PLANS to ensure hospital patients are treated by the same doctor throughout their stay have been welcomed in Worcestershire.

Health secretary Jeremy Hunt said hospitals in England must ensure the same doctor continues to care for the same patient regardless of which ward they are in.

He said the approach would give patients and their families a greater sense of continuity throughout their treatment rather than seeing a different doctor each time.

Worcestershire Acute Hospitals NHS Trust chief medical officer Mark Wake welcomed the announcement.

“There is much to be said for a named consultant in the same way the ‘named nurse’ provides clarity and continuity to people in hospital and their families or carers,” he said.

“Consultants will continue to work in teams rather than as individuals but bringing the medical expertise to the patient rather than the other way around is a good foundation for personalised care.

“Doctors will wish to be involved in delivering high quality medical care rather than merely co-ordinating it but the potential resurgence of general medicine as a speciality in its own right should strengthen the relationship between doctor and patient as it will be the general medical consultant who will be responsible for day to day care.”

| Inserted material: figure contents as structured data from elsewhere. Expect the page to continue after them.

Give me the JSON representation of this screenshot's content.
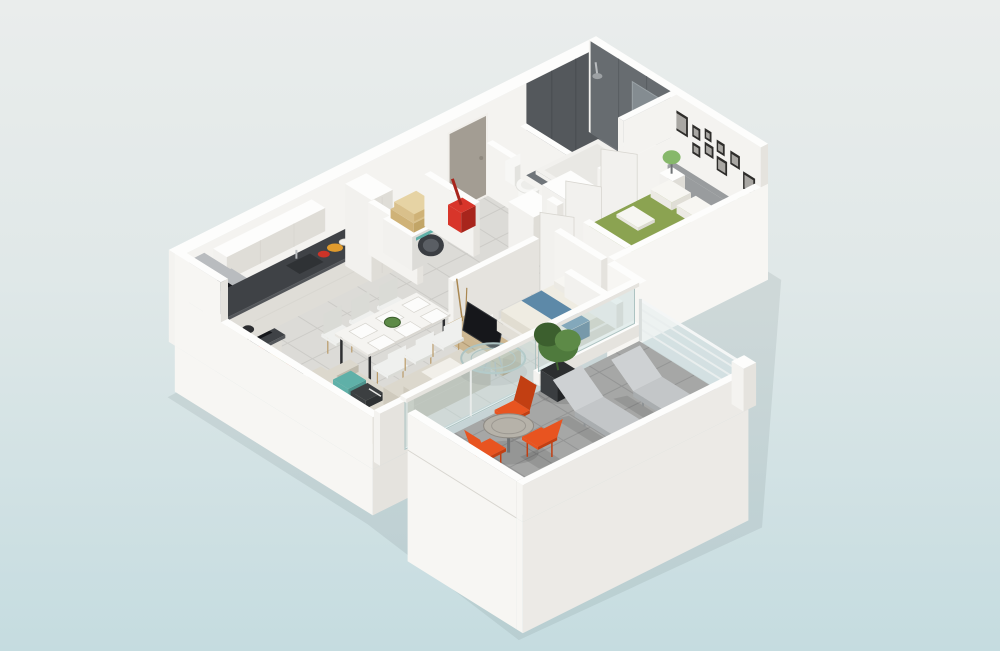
{
  "scene": {
    "type": "3d-floor-plan-render",
    "view": "isometric-cutaway-dollhouse",
    "background": {
      "top": "#eaedec",
      "mid": "#e0e8e8",
      "bottom": "#c5dce0"
    },
    "palette": {
      "bg_top": "#eaedec",
      "bg_mid": "#e0e8e8",
      "bg_bottom": "#c5dce0",
      "floor": "#dcdbd7",
      "floor_grout": "#cccbc7",
      "terrace_floor": "#a6a7a6",
      "terrace_grout": "#949595",
      "wall_top": "#fdfdfc",
      "wall_light": "#f4f3f0",
      "wall_mid": "#e5e3de",
      "wall_dark": "#d8d6d0",
      "facade": "#f7f6f3",
      "facade_shade": "#eceae6",
      "dark_tile": "#54585c",
      "dark_tile2": "#676c70",
      "bath_floor": "#70757a",
      "mirror": "#848c91",
      "wood": "#c8a26a",
      "wood_dark": "#a98751",
      "counter": "#3f4246",
      "counter_side": "#54575b",
      "sink": "#2f3235",
      "black": "#16171b",
      "steel": "#b9bcbf",
      "steel_dark": "#9da1a4",
      "hob_red": "#e8392e",
      "washer_door": "#3a3d42",
      "washer_door_inner": "#5a5e64",
      "towel": "#d9c08b",
      "towel_light": "#e6d3a4",
      "vacuum": "#d8352a",
      "vacuum_dark": "#a8251c",
      "white_obj": "#f2f1ee",
      "white_obj_shade": "#dfddd7",
      "sofa_top": "#dcd8cd",
      "sofa_side": "#cfcabd",
      "sofa_dark": "#bfbaac",
      "teal": "#5fb0a8",
      "pattern_dark": "#3c3f41",
      "table_top": "#f5f4f1",
      "leg_dark": "#2e2f31",
      "leg_wood": "#b99a68",
      "chair_white": "#eff0ee",
      "chair_shade": "#dadbd6",
      "glass": "rgba(190,215,215,0.40)",
      "glass_edge": "#adc3c2",
      "bed_green": "#8ba351",
      "bed_green_side": "#7d9347",
      "bed_green_dark": "#70853d",
      "headboard": "#999c9e",
      "headboard_dark": "#87898c",
      "pillow": "#f7f6f2",
      "duvet": "#efece2",
      "duvet_side": "#e1ddd1",
      "duvet_dark": "#d6d2c4",
      "blue": "#5d89a8",
      "blue_dark": "#49708c",
      "tv_wood": "#cdb791",
      "tv_wood_dark": "#b29a73",
      "plant": "#4f7a3d",
      "plant_dark": "#3c5f2e",
      "plant_light": "#5d8a47",
      "pot": "#2c2e30",
      "orange": "#e85420",
      "orange_dark": "#c23f12",
      "lounger": "#c3c6c8",
      "lounger_light": "#ced1d3",
      "lounger_dark": "#a9adaf",
      "lounger_frame": "#8e9294",
      "rail": "#e9eeee",
      "rail_post": "#d9dedd",
      "rail_glass": "rgba(225,238,240,0.45)",
      "lamp_green": "#86b86a",
      "lamp_stem": "#6f7375",
      "toilet": "#f7f7f5",
      "toilet_shade": "#e3e3df",
      "door": "#a39d93",
      "door_dark": "#8f897f",
      "frame_dark": "#2e2d2b",
      "photo": "#a9a7a3",
      "fruit_orange": "#e09b2d",
      "fruit_red": "#cc3327",
      "shadow": "rgba(90,105,110,0.12)"
    },
    "rooms": [
      {
        "name": "kitchen",
        "furniture": [
          "l-shaped-counter",
          "dark-worktop",
          "induction-hob",
          "extractor-hood",
          "sink",
          "upper-cabinets",
          "tall-steel-oven-unit",
          "fridge-column",
          "fruit-bowls"
        ]
      },
      {
        "name": "utility-closet",
        "furniture": [
          "washing-machine",
          "folded-towels",
          "red-vacuum-cleaner"
        ]
      },
      {
        "name": "dining-area",
        "furniture": [
          "white-dining-table",
          "six-white-chairs",
          "green-centerpiece",
          "place-settings"
        ]
      },
      {
        "name": "living-area",
        "furniture": [
          "corner-sofa",
          "teal-cushion",
          "patterned-cushion",
          "round-glass-coffee-table",
          "low-sideboard-with-books",
          "black-floor-lamp",
          "tv-cabinet",
          "flat-screen-tv",
          "decor-branches"
        ]
      },
      {
        "name": "hallway",
        "furniture": [
          "entrance-door",
          "wardrobe-closets",
          "open-door-leaves"
        ]
      },
      {
        "name": "wc",
        "furniture": [
          "toilet"
        ]
      },
      {
        "name": "bathroom",
        "furniture": [
          "walk-in-shower",
          "dark-gray-wall-tiles",
          "white-shower-tray",
          "shower-head",
          "wall-mirror",
          "white-washbasin",
          "wood-vanity"
        ]
      },
      {
        "name": "master-bedroom",
        "furniture": [
          "double-bed-green-cover",
          "gray-headboard",
          "white-pillows",
          "folded-white-towels",
          "two-nightstands",
          "green-table-lamps",
          "gallery-picture-frames",
          "white-bench"
        ]
      },
      {
        "name": "second-bedroom",
        "furniture": [
          "double-bed-white-duvet",
          "blue-bed-runner",
          "white-pillows",
          "low-headboard"
        ]
      },
      {
        "name": "terrace",
        "furniture": [
          "round-bistro-table",
          "three-orange-chairs",
          "two-gray-sun-loungers",
          "black-potted-plant",
          "glass-cable-railing",
          "white-parapet-walls",
          "sliding-glass-door",
          "corner-window"
        ]
      }
    ]
  }
}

Mr Hunt also said the amount of times patients are transferred between wards should be kept as low as possible.

“Every day the first thing I do when I arrive at work is to read and reply to a letter from someone whose NHS care has gone wrong,” he said. “Of course I know that for every mistake there are many instances of superb care, but as health secretary I want to know where the problems are because I want to sort them out.”

A recent survey by the Royal College of Physicians found nearly a quarter of consultants rated their hospital’s ability to deliver continuity of care as poor or very poor.

Mr Hunt said the changes were about changing both the structure and the culture of how hospitals operate.

“Getting the right culture means reasserting a simple truth – every patient is a person,” he said. “A person with a name. A person with a family.

“Not just a body harbouring a pathology, not a diagnostic puzzle, not a four-hour target or an 18 week problem, not a cost pressure and most certainly not bed-blocker.”

President of the Royal College of Surgeons Professor Norman Williams said: “We have to end the situation where patients are shuttled from one member of staff to another.”